Cherokee County

Tellus astronomers say new NASA photos give us clues about how the universe started

CARTERSVILLE, Ga. — Scientists at NASA are analyzing newly released images from the James Webb Space Telescope.

The infrared pictures from deep space are revealing sights that are billions of light years away. These images have never been seen until now.

NASA released the images at the White House during a scheduled event on July 12.

Since then, Severe Weather Team 2 Chief Meteorologist Glenn Burns took them to astronomers at Tellus Science Museum in Cartersville to find out what scientists expect to learn from the data.

“Imagine now we are going back almost to the beginning of time itself, the time of creation itself. It will give us a better understanding of how the universe developed,” astronomer David Dundee said.

The first images showed us a planet outside of our solar system, images of dying stars and a cluster of thousands of galaxies dancing around each other.

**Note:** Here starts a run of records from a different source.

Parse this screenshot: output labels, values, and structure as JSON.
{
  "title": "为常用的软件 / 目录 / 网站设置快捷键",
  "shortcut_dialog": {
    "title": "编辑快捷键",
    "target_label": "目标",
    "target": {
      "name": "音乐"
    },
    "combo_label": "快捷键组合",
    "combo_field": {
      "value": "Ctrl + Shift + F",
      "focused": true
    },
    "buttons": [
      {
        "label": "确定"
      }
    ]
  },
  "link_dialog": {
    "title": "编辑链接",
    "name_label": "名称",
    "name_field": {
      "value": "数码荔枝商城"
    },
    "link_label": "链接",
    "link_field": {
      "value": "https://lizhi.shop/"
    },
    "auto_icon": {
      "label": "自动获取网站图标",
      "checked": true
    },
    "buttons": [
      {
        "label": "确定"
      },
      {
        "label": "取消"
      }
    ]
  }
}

Dundee said studying these early images shows how the early formation of the universe involved different elements from those we see in our solar system and galaxies now.

He said we can also expect to learn more about how black holes develop.

Tellus astronomer Karisa Zdanky explained how the telescope uses infrared to gather images.

“Light is a spectrum. What we see when we look at our yard is visible light. The James Webb is looking at infrared or heat,” Zdanky said.

Getting the telescope to space took a specific science, as well. The observatory was folded into a rocket to be sent to space.

“They actually had to build the telescope precisely wrong because the metals would change. So when it finally got up and cooled down it would be the perfect size,” Zdanky said.

When it comes to finding life beyond Earth or our solar system, Dundee had this to say: “I don’t think we’ll actually get an image of somebody piling on a spacecraft, but for the first time we might be able to detect the existence of life and these other planets. The sheer knowledge that we’re not alone, I think, would be profound impact on the human species.”